The project is worth 35% of the final grade. Students should propose a project related to 3D displays. The facilities of the VisCenter are available to all students in the class. Students may work either in groups or alone. The scope and amount of work done for a group project should reflect the fact that more students are working on the project. In general the project definition is quite open ended. Development of software programs, literature reviews of papers not covered in class and hardware projects are all possible options. In the early parts of the semester, we read a literature review (from Prof. Wartell’s thesis) that references many studies and algorithms centered on 3D displays. Many of these referenced papers were only briefly summarized in this reading and could be an avenue for a class project.
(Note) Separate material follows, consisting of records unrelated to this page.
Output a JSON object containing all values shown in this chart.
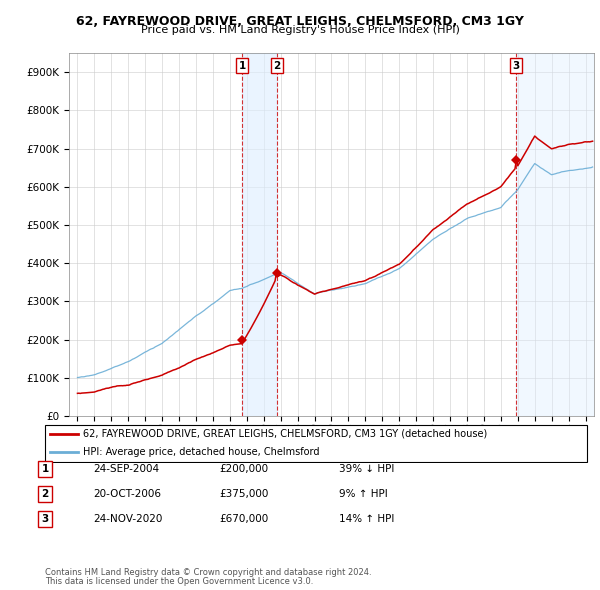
{
  "title": "62, FAYREWOOD DRIVE, GREAT LEIGHS, CHELMSFORD, CM3 1GY",
  "subtitle": "Price paid vs. HM Land Registry's House Price Index (HPI)",
  "legend_line1": "62, FAYREWOOD DRIVE, GREAT LEIGHS, CHELMSFORD, CM3 1GY (detached house)",
  "legend_line2": "HPI: Average price, detached house, Chelmsford",
  "transactions": [
    {
      "label": "1",
      "date": "24-SEP-2004",
      "price": 200000,
      "pct": "39%",
      "dir": "↓",
      "x": 2004.73
    },
    {
      "label": "2",
      "date": "20-OCT-2006",
      "price": 375000,
      "pct": "9%",
      "dir": "↑",
      "x": 2006.79
    },
    {
      "label": "3",
      "date": "24-NOV-2020",
      "price": 670000,
      "pct": "14%",
      "dir": "↑",
      "x": 2020.9
    }
  ],
  "footnote1": "Contains HM Land Registry data © Crown copyright and database right 2024.",
  "footnote2": "This data is licensed under the Open Government Licence v3.0.",
  "hpi_color": "#6baed6",
  "hpi_fill_color": "#d0e8f7",
  "price_color": "#cc0000",
  "vline_color": "#cc0000",
  "shade_color": "#ddeeff",
  "background_color": "#ffffff",
  "ylim": [
    0,
    950000
  ],
  "yticks": [
    0,
    100000,
    200000,
    300000,
    400000,
    500000,
    600000,
    700000,
    800000,
    900000
  ],
  "xlim": [
    1994.5,
    2025.5
  ]
}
Here some random bits and pieces of ideas that could be expanded or combined into a project for this course. (Note, user studies using subjects beyond the project leaders may be subject to IRB approval).

-Perform a registration experiment study on the stereo display in the VisCenter

-Examine the effect of distorting the display stereoscopic space on a 3D object selection task using 6DOF tracking devices

-Examine the effect of adding depth of field blur (GPU programming perhaps) on subject perception of diplopia. One idea is to assume the user is fixated on a 3D cursor being used for some 3D manipulation task and make the depth of field centered on that cursor.
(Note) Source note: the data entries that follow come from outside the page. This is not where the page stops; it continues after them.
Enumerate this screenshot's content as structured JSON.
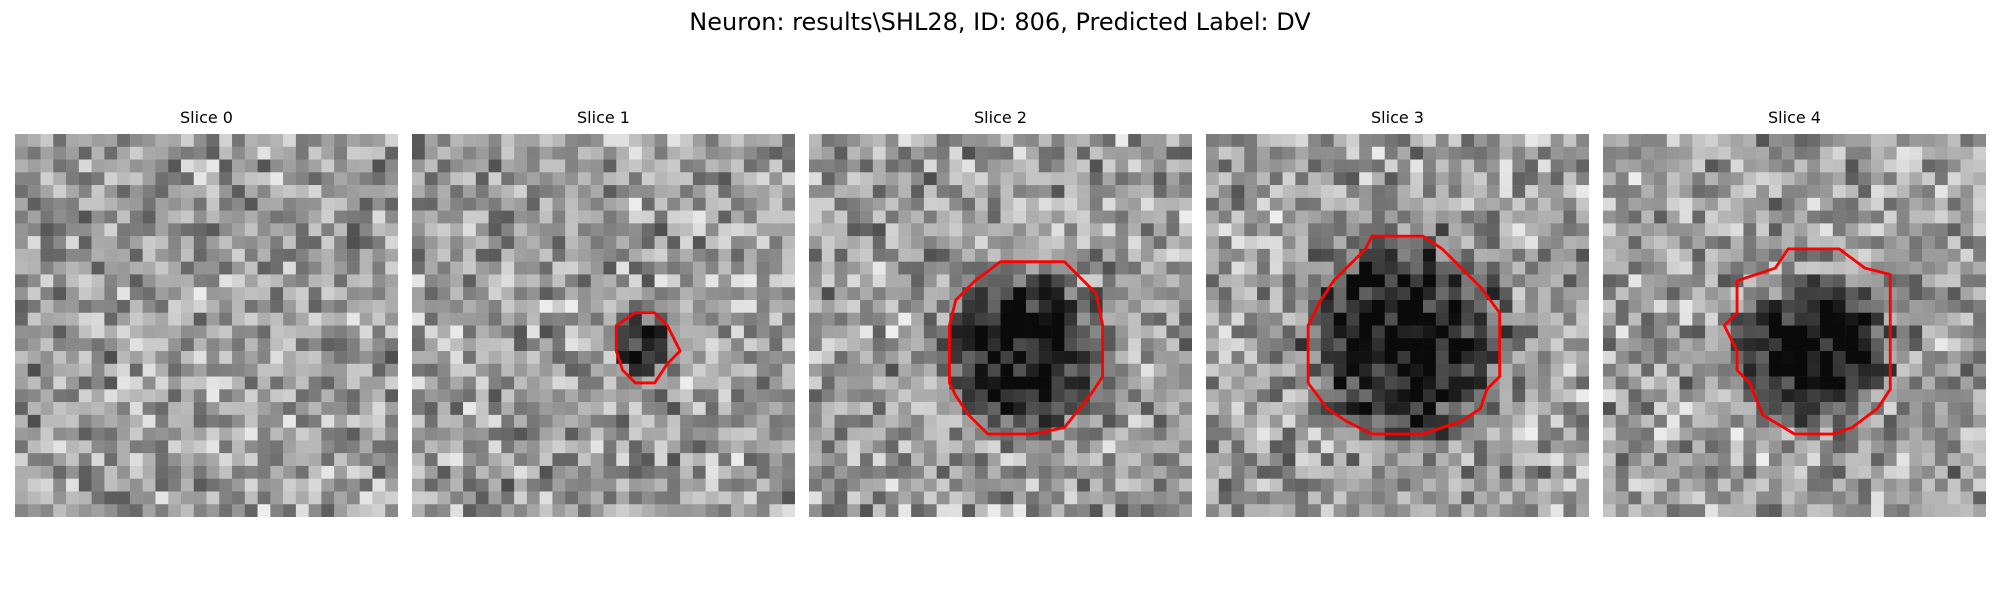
{
  "figure": {
    "title": "Neuron: results\\SHL28, ID: 806, Predicted Label: DV"
  },
  "colors": {
    "contour": "#ff0000",
    "background": "#ffffff",
    "colormap": "gray"
  },
  "slices": [
    {
      "title": "Slice 0",
      "seed": 11,
      "blob": null,
      "contour": null
    },
    {
      "title": "Slice 1",
      "seed": 23,
      "blob": {
        "cx": 18,
        "cy": 16.5,
        "r": 2.3,
        "strength": 0.45
      },
      "contour": [
        [
          17.5,
          14
        ],
        [
          19,
          14
        ],
        [
          20,
          15
        ],
        [
          21,
          17
        ],
        [
          20,
          18
        ],
        [
          19,
          19.5
        ],
        [
          17.5,
          19.5
        ],
        [
          16.5,
          18.5
        ],
        [
          16,
          17
        ],
        [
          16,
          15
        ]
      ]
    },
    {
      "title": "Slice 2",
      "seed": 37,
      "blob": {
        "cx": 17,
        "cy": 17,
        "r": 6.2,
        "strength": 0.55
      },
      "contour": [
        [
          15,
          10
        ],
        [
          20,
          10
        ],
        [
          22.5,
          12.5
        ],
        [
          23,
          15
        ],
        [
          23,
          19
        ],
        [
          22,
          20.5
        ],
        [
          20,
          23
        ],
        [
          17.5,
          23.5
        ],
        [
          14,
          23.5
        ],
        [
          12.5,
          22
        ],
        [
          11.5,
          20.5
        ],
        [
          11,
          19.5
        ],
        [
          11,
          15
        ],
        [
          11.5,
          13
        ],
        [
          13,
          11.5
        ]
      ]
    },
    {
      "title": "Slice 3",
      "seed": 53,
      "blob": {
        "cx": 15.5,
        "cy": 16,
        "r": 7.5,
        "strength": 0.55
      },
      "contour": [
        [
          13,
          8
        ],
        [
          17,
          8
        ],
        [
          18.5,
          9
        ],
        [
          20,
          10.5
        ],
        [
          21.5,
          12
        ],
        [
          23,
          14
        ],
        [
          23,
          19
        ],
        [
          22,
          20
        ],
        [
          21.5,
          21.5
        ],
        [
          20,
          22.5
        ],
        [
          17,
          23.5
        ],
        [
          13,
          23.5
        ],
        [
          11,
          22.5
        ],
        [
          9.5,
          21.5
        ],
        [
          8,
          19.5
        ],
        [
          8,
          15
        ],
        [
          9,
          13
        ],
        [
          10,
          11.5
        ],
        [
          11.5,
          10
        ],
        [
          12.5,
          9
        ]
      ]
    },
    {
      "title": "Slice 4",
      "seed": 71,
      "blob": {
        "cx": 16.5,
        "cy": 17,
        "r": 5.5,
        "strength": 0.6
      },
      "contour": [
        [
          14.5,
          9
        ],
        [
          18.5,
          9
        ],
        [
          20.5,
          10.5
        ],
        [
          22.5,
          11
        ],
        [
          22.5,
          20
        ],
        [
          21.5,
          21.5
        ],
        [
          19.5,
          23
        ],
        [
          18,
          23.5
        ],
        [
          15,
          23.5
        ],
        [
          12.5,
          22
        ],
        [
          11.5,
          19.5
        ],
        [
          10.5,
          18.5
        ],
        [
          10.5,
          17
        ],
        [
          9.5,
          15
        ],
        [
          10.5,
          14
        ],
        [
          10.5,
          11.5
        ],
        [
          12,
          11
        ],
        [
          13.5,
          10.5
        ]
      ]
    }
  ]
}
-Verify and compare various fusion control distortion methods

-Investigate fastest way to read information from z-buffer for fusion control algorithms (GPU programming), i.e. try lots of ideas and experimentally see which runs the fastest on modern graphics cards

-Build additional 3D controllers for use in virtual environment interaction tasks

-Explore ways of improving stereoscopic rendering – ray-tracing, discrete ray tracing, OpenGL style rendering

-Write a 3D application (non-stereo) that illustrates various distortions caused by fusion control algorithms in stereoscopic displays.

-Write a sophisticated and advanced random dot stereogram generator

-Experimentally study display characteristics of stereo displays in VisCenter,

-study/measure mirror affect on polarization and ghosting

-measure ghosting across color range/brightness range

-Implement some interesting interactive 3D stereoscopic application

Due Dates and Deliverables:

-Project Proposal – Monday February 20th

-Prof. Wartell will review proposal and set meeting times for each student/group to discuss any needed additions or revision by 27th.